Al cementerio de Santa Cruz de Mudela llevaba antes un sendero bordeado por altos cipreses, que guiaban a los visitantes al siempre blanco y resplandeciente muro del camposanto. Presentaba siempre un aspecto formidable porque el guarda se afanaba con esmero en que luciera espléndido ese muro a su cuidado y lo limpiaba y repintaba constantemente.
Los fallecidos eran llevados en hombros de sus afligidos allegados hasta su morada final casi en procesión, seguidos de un cortejo ceremonioso y sufrido, que lloraba en silencio o entre gemidos la pérdida de su vecino. Era el último homenaje, la última muestra de afecto y respeto, la gran despedida. Ese camino flanqueado de cipreses vió muchos buenos hombres y mujeres del pueblo partir para no volver, entre siluetas de riguroso negro.

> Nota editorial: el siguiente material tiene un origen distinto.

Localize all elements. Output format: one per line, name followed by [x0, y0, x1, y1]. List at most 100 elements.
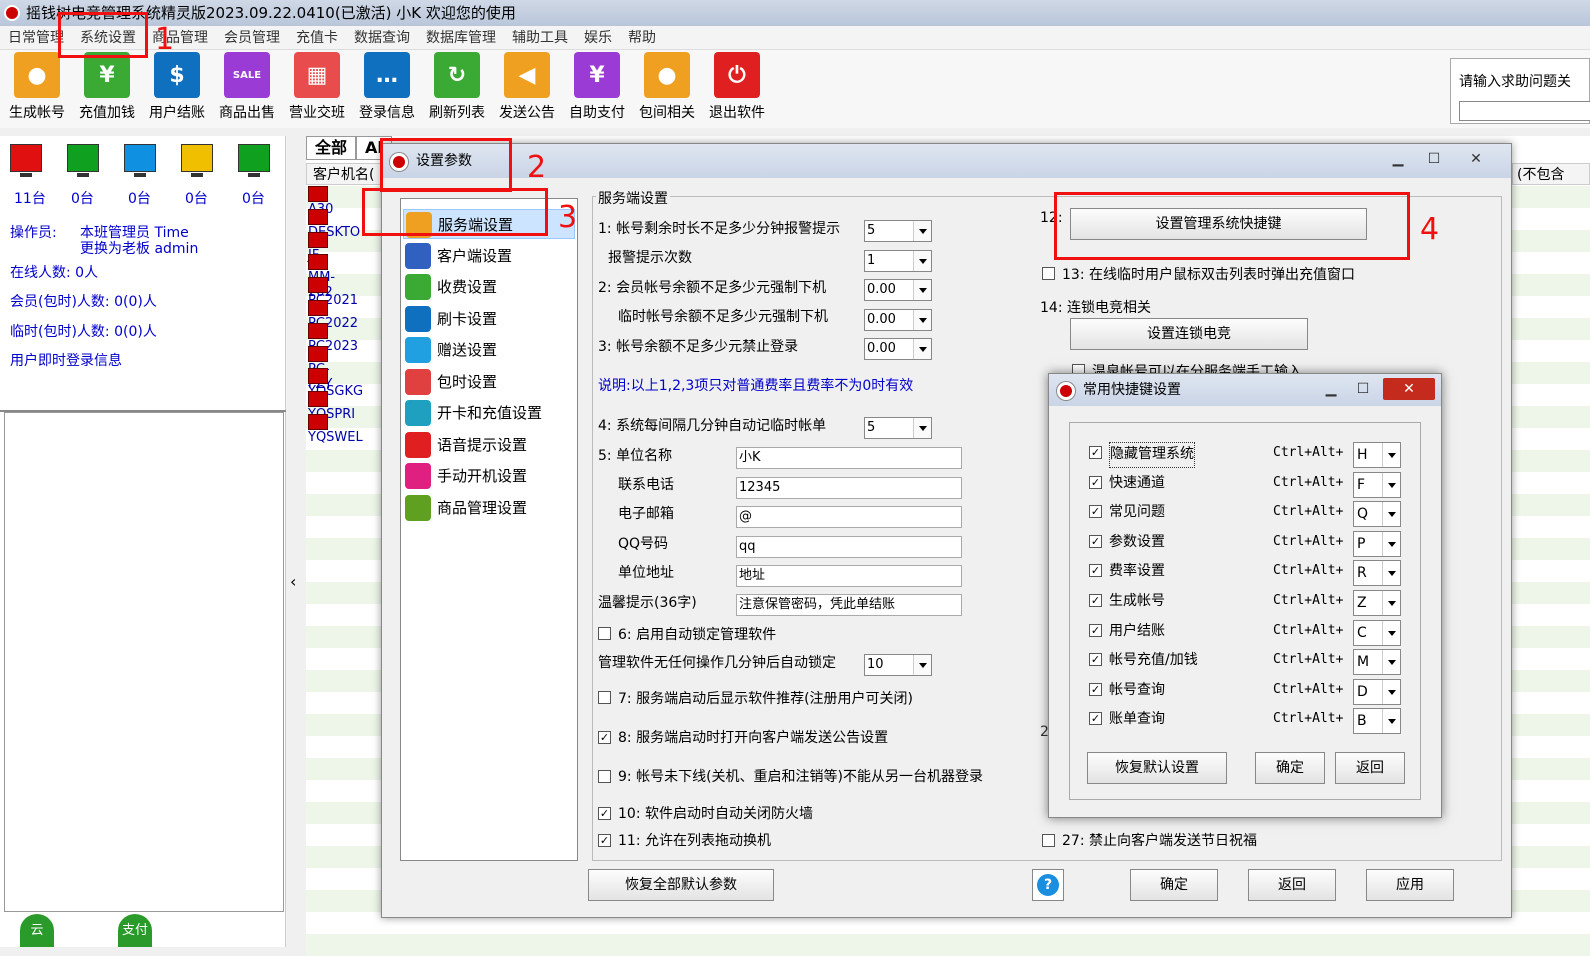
c8-checkbox[interactable]: ✓ [598, 731, 611, 744]
grid-header-right[interactable]: (不包含 [1512, 163, 1590, 185]
nav-item-3[interactable]: 刷卡设置 [403, 304, 575, 334]
monitor-status-icon[interactable] [67, 144, 99, 177]
tab-all[interactable]: 全部 [306, 136, 357, 160]
shortcut-key-select[interactable]: D [1353, 678, 1401, 705]
c7-checkbox[interactable] [598, 691, 611, 704]
c13-checkbox[interactable] [1042, 267, 1055, 280]
shortcut-key-select[interactable]: P [1353, 530, 1401, 557]
nav-item-4[interactable]: 赠送设置 [403, 335, 575, 365]
login-info-list[interactable] [4, 412, 284, 912]
menu-item-8[interactable]: 娱乐 [576, 26, 620, 50]
pay-icon[interactable]: 支付 [118, 914, 152, 947]
grid-header-name[interactable]: 客户机名( [306, 163, 386, 185]
menu-item-4[interactable]: 充值卡 [288, 26, 346, 50]
monitor-status-icon[interactable] [124, 144, 156, 177]
monitor-status-icon[interactable] [238, 144, 270, 177]
c6-select[interactable]: 10 [864, 654, 932, 676]
restore-defaults-button[interactable]: 恢复默认设置 [1087, 752, 1227, 784]
qq-input[interactable]: qq [736, 536, 962, 558]
toolbar-button-2[interactable]: $ 用户结账 [144, 52, 210, 122]
toolbar-button-9[interactable]: ● 包间相关 [634, 52, 700, 122]
toolbar-button-1[interactable]: ¥ 充值加钱 [74, 52, 140, 122]
shortcut-checkbox[interactable]: ✓ [1089, 534, 1102, 548]
maximize-icon[interactable]: ☐ [1414, 148, 1454, 170]
menu-item-3[interactable]: 会员管理 [216, 26, 288, 50]
nav-item-8[interactable]: 手动开机设置 [403, 461, 575, 491]
shortcut-checkbox[interactable]: ✓ [1089, 446, 1102, 459]
shortcut-checkbox[interactable]: ✓ [1089, 623, 1102, 637]
shortcut-key-select[interactable]: Z [1353, 590, 1401, 616]
nav-item-1[interactable]: 客户端设置 [403, 241, 575, 271]
settings-dialog-titlebar[interactable]: 设置参数 ▁ ☐ ✕ [382, 144, 1511, 178]
toolbar-button-5[interactable]: … 登录信息 [354, 52, 420, 122]
s1b-select[interactable]: 1 [864, 250, 932, 272]
shortcut-key-select[interactable]: R [1353, 560, 1401, 587]
shortcut-key-select[interactable]: M [1353, 649, 1401, 676]
minimize-icon[interactable]: ▁ [1378, 148, 1418, 170]
c27-checkbox[interactable] [1042, 834, 1055, 847]
apply-button[interactable]: 应用 [1366, 869, 1454, 901]
grid-row[interactable] [306, 934, 1590, 956]
shortcut-key-select[interactable]: C [1353, 619, 1401, 646]
help-icon[interactable]: ? [1032, 869, 1064, 901]
c11-checkbox[interactable]: ✓ [598, 834, 611, 847]
shortcut-checkbox[interactable]: ✓ [1089, 505, 1102, 519]
nav-item-9[interactable]: 商品管理设置 [403, 493, 575, 523]
c6-checkbox[interactable] [598, 627, 611, 640]
toolbar-button-7[interactable]: ◀ 发送公告 [494, 52, 560, 122]
nav-item-2[interactable]: 收费设置 [403, 272, 575, 302]
monitor-status-icon[interactable] [10, 144, 42, 177]
nav-item-6[interactable]: 开卡和充值设置 [403, 398, 575, 428]
shortcut-key-select[interactable]: H [1353, 442, 1401, 468]
shortcut-checkbox[interactable]: ✓ [1089, 564, 1102, 578]
addr-input[interactable]: 地址 [736, 565, 962, 587]
help-search-input[interactable] [1459, 101, 1590, 121]
c10-checkbox[interactable]: ✓ [598, 807, 611, 820]
shortcut-dialog-titlebar[interactable]: 常用快捷键设置 ▁ ☐ ✕ [1049, 374, 1441, 406]
shortcut-ok-button[interactable]: 确定 [1255, 752, 1325, 784]
close-icon[interactable]: ✕ [1456, 148, 1496, 170]
toolbar-button-3[interactable]: SALE 商品出售 [214, 52, 280, 122]
s3-select[interactable]: 0.00 [864, 338, 932, 360]
email-input[interactable]: @ [736, 506, 962, 528]
s2b-select[interactable]: 0.00 [864, 309, 932, 331]
chain-settings-button[interactable]: 设置连锁电竞 [1070, 318, 1308, 350]
toolbar-button-4[interactable]: ▦ 营业交班 [284, 52, 350, 122]
menu-item-9[interactable]: 帮助 [620, 26, 664, 50]
toolbar-button-6[interactable]: ↻ 刷新列表 [424, 52, 490, 122]
shortcut-key-select[interactable]: F [1353, 471, 1401, 498]
phone-input[interactable]: 12345 [736, 477, 962, 499]
login-info-link[interactable]: 用户即时登录信息 [10, 350, 122, 370]
restore-all-defaults-button[interactable]: 恢复全部默认参数 [588, 869, 774, 901]
toolbar-button-0[interactable]: ● 生成帐号 [4, 52, 70, 122]
ok-button[interactable]: 确定 [1130, 869, 1218, 901]
s4-select[interactable]: 5 [864, 417, 932, 439]
tip-input[interactable]: 注意保管密码，凭此单结账 [736, 594, 962, 616]
shortcut-checkbox[interactable]: ✓ [1089, 712, 1102, 726]
shortcut-checkbox[interactable]: ✓ [1089, 594, 1102, 607]
maximize-icon[interactable]: ☐ [1343, 378, 1383, 400]
menu-item-5[interactable]: 数据查询 [346, 26, 418, 50]
shortcut-key-select[interactable]: Q [1353, 501, 1401, 528]
s2-select[interactable]: 0.00 [864, 279, 932, 301]
shortcut-checkbox[interactable]: ✓ [1089, 682, 1102, 696]
menu-item-6[interactable]: 数据库管理 [418, 26, 504, 50]
unit-name-input[interactable]: 小K [736, 447, 962, 469]
splitter[interactable]: ‹ [286, 136, 306, 947]
s1-select[interactable]: 5 [864, 220, 932, 242]
monitor-status-icon[interactable] [181, 144, 213, 177]
shortcut-key-select[interactable]: B [1353, 708, 1401, 735]
cloud-icon[interactable]: 云 [20, 914, 54, 947]
toolbar-button-8[interactable]: ¥ 自助支付 [564, 52, 630, 122]
collapse-chevron-icon[interactable]: ‹ [290, 572, 296, 591]
nav-item-5[interactable]: 包时设置 [403, 367, 575, 397]
c9-checkbox[interactable] [598, 770, 611, 783]
menu-item-7[interactable]: 辅助工具 [504, 26, 576, 50]
close-icon[interactable]: ✕ [1383, 378, 1435, 400]
shortcut-checkbox[interactable]: ✓ [1089, 653, 1102, 667]
nav-item-7[interactable]: 语音提示设置 [403, 430, 575, 460]
toolbar-button-10[interactable]: ⏻ 退出软件 [704, 52, 770, 122]
shortcut-back-button[interactable]: 返回 [1335, 752, 1405, 784]
client-item[interactable]: YQSWEL [308, 414, 363, 445]
shortcut-checkbox[interactable]: ✓ [1089, 475, 1102, 489]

Pero ya no, nunca más. La Autovía del Sur llegó para partir en dos el camino que unía Santa Cruz de Mudela con su bonito y tradicional cementerio, pasándolo por encima con varios carriles en cada sentido y los guardarraíles que tanto temen los motoristas delimitando su invasión.

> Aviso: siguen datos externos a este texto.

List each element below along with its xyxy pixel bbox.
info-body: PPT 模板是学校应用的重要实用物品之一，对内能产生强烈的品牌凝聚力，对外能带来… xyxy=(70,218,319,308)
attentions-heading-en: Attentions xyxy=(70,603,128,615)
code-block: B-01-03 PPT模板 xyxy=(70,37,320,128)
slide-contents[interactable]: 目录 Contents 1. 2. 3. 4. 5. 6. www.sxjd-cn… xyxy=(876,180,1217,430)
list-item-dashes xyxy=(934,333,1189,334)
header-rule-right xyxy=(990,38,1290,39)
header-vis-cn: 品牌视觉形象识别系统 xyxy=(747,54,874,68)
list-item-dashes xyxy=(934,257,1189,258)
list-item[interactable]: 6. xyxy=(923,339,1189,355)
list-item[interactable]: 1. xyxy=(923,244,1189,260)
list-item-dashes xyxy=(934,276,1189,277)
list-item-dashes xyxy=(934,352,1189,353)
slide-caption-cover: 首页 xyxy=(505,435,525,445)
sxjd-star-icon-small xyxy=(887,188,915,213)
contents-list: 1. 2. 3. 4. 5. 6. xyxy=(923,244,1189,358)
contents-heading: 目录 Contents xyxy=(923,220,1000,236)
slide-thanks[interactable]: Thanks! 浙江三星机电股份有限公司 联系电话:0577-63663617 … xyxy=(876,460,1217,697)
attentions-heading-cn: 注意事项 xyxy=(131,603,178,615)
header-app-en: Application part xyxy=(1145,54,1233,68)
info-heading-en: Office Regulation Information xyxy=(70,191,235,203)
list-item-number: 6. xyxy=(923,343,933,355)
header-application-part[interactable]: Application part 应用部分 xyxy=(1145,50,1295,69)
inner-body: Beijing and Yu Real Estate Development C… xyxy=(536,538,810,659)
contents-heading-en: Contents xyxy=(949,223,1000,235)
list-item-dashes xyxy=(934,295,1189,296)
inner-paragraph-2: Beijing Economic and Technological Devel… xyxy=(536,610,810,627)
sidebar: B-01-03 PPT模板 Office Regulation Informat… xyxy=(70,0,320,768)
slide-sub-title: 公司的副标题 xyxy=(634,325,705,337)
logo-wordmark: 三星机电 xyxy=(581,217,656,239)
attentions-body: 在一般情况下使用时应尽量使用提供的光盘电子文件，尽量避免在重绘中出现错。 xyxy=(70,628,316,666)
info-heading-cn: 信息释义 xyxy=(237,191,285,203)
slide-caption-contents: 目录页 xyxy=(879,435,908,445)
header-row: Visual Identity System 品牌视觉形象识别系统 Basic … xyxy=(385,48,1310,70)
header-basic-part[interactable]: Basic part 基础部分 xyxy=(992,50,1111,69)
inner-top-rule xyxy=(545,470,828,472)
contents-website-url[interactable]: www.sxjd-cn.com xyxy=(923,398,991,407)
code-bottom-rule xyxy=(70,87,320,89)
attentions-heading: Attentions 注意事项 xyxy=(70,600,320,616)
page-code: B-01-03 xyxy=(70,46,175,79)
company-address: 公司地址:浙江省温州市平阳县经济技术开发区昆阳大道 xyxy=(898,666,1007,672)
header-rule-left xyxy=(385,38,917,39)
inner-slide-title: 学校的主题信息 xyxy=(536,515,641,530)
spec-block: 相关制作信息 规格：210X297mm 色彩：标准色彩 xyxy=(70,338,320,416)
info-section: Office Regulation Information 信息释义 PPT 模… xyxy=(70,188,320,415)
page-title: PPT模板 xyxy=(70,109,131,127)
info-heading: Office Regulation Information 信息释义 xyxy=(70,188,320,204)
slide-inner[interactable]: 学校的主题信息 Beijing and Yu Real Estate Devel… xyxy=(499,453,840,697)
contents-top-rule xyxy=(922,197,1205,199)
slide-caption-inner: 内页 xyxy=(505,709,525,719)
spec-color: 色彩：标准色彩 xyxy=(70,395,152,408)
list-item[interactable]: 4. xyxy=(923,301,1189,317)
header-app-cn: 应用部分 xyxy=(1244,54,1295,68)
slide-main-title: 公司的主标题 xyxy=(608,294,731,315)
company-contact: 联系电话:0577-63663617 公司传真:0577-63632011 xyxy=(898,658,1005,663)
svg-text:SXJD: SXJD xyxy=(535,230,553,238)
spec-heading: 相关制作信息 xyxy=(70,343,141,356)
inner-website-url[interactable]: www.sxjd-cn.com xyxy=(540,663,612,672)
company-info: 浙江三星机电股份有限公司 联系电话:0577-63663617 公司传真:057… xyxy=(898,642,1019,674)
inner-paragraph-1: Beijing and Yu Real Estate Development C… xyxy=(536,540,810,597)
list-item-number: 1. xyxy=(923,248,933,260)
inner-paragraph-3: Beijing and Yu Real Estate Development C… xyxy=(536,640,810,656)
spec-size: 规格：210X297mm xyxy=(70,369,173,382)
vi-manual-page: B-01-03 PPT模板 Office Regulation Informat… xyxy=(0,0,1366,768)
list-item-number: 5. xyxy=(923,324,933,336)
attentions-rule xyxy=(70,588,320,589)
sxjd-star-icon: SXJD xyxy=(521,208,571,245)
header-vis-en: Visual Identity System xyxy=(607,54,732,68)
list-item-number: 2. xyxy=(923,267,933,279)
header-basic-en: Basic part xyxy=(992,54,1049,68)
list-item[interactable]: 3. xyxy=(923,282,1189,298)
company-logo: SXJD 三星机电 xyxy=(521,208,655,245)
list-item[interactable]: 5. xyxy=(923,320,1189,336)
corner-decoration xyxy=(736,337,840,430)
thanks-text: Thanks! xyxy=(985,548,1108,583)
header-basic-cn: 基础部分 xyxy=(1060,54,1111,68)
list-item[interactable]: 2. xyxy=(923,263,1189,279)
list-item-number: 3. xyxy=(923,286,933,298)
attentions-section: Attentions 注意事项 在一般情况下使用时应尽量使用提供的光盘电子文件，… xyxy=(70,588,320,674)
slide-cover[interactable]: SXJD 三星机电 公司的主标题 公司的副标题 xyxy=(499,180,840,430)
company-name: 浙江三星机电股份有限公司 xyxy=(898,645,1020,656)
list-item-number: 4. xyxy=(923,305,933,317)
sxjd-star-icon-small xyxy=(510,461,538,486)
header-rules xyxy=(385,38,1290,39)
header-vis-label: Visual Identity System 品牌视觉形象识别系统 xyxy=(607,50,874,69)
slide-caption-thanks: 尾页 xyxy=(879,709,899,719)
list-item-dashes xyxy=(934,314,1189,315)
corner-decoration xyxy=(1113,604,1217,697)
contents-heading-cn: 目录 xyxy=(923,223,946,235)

Aún con todo las autoridades tuvieron a bien construir un túnel que uniera un extremo de la vía con el otro, para evitar que ese cementerio se convirtiera en una isla perdida en un mar despojado de tradiciones. Para que nada evitara la marcha de ese sobrio cortejo fúnebre, aunque la caricia del aire o el castigo de la meláncolica lluvia entre los espigados árboles fuera sustituido ahora por un calor ciertamente sofocante, un leve deje claustrofóbico y el tronante residuo sonoro del paso de los enormes trailers de toneladas de peso y carga gracias a los cuales podemos encontrar siempre repletos los estantes de los supermercados de nuestros barrios y núcleos urbanos.